目の前に広がるのは、まさしくリゾートと言える場所。
青い空に白い砂浜。照り付ける太陽がとても暑いけれど、木陰に入ると心地良い風が流れる。遠くに見える海からは潮風の香りが漂ってきているみたいで、まるでビーチパラソルの下で寝そべっているような気分になれるね。

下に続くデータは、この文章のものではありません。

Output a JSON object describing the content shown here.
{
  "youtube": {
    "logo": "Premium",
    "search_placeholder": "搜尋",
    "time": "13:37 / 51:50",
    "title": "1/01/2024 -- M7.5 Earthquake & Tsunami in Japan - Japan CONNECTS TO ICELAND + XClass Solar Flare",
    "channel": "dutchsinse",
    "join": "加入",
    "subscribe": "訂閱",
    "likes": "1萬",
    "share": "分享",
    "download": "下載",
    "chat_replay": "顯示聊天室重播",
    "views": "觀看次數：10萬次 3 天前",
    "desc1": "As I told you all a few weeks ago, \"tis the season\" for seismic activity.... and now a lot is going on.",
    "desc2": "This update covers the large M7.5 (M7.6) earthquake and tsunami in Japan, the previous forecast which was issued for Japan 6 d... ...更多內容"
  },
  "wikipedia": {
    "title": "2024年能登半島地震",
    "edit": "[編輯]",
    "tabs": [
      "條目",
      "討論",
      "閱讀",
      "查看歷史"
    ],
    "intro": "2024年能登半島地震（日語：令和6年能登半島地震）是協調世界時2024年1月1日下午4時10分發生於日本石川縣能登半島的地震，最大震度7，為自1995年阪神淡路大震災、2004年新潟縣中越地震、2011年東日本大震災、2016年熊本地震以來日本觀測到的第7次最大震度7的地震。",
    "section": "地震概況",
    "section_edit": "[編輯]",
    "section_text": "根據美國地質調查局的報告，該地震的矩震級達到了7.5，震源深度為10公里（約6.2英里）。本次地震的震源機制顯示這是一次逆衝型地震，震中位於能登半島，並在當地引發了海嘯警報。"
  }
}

そして何より、辺りには誰もいないしプライベートビーチを独り占めと言える光景。
本来だったら、ゆっくりと休める場所かもしれない。
だが。
「うぉぉぉぉ!!」「はああぁぁぁぁ!!」
2人の男は、ともに協力し、生き残りを賭けたサバイバルを行っていた。
事の始まりは昨日の出来事だった。
とある船に乗っていた彼らは、その船が事故に巻き込まれる。
その事故によって、遭難してしまった彼らが辿り着いたのは、謎の無人島。
そこには何もない島。
「ここで生き残る為には」
「あぁ、力を合わせて、サバイバルをするしかない!」
船の中で会った訳ではない2人は、この島に流れ着くまでに出会ったのだ。
「お兄さん! ここはお互いの為に協力していきましょう!」と握手を交わした。その後、協力し合う2人は、食料を確保しようと動き出す。
だが、そう簡単にはいかなかった。
何故なら、島に降り立った途端、動物達が襲い掛かってきたからだ。
2人が協力してもなお厳しいほど、過酷なサバイバル生活の始まりであった。
海に落ちてから数時間後……
既に真っ暗となった無人島に、焚き火をした跡を見つけた男が二人いた。
「あのさ。俺って本当に運がないよな?」
「まあ、しょうがないっす。というか僕も同じですから」
「それにしても凄いですね。この無人島は」
「ああ、いつ、誰が作ったのか分からないけど……」
この島にある建物は木造であり、大きさとしては2階建ての一軒家だ。無人島だという割には綺麗で広い家は、どこかホテルを思わせる作りである。
中には様々な家具があるが、それらの家具は、かなり古い。
「無人島とはいえ、こんな屋敷があるのは、本当に助かったよ」
「あぁ、本当に、けど」
「だけど」
「なんか、怖いな」
そう、関流は少し不安な事もあった。
「それにしても、どこにいったんだろうか」
その言葉と共に、今は自分の元にはないガッチャードライバーとケミーカード。
それらが、今は自分の元にはない事に、不安があった。
「にしても、見つからないなぁ」
「そう言えば、そちらも?」
「あぁ、そうなんだよ、俺にとっても大切な物でねぇ」
「そうなんですか、見つかると良いですね、元太さん」
「あぁ、そうだな」
そう、関流は、この無人島で共に流れ着いた五十嵐元太と共に、生活していた。
「それにしても、この無人島に名前とかあるのかな?」
「さぁ?」
そう、彼らが話している時だった。
草むらから現れた人影。
「えっ、もしかして、人か!」「本当か!」
そのまま、関流と元太は思わず見つめる。
そして、現れたのは。
「……忍者?」「……狐?」
そこに現れたのは、狐の仮面を被った忍者。
その登場に、2人が疑問に思い、首を傾げるのは僅か。
忍者達は、その手に持った鎌のような武器を構えた。
「なっ、嘘だろ!」「とにかく逃げよう!」
何が起きているのか、分からない状況の最中、2人は逃げ出す。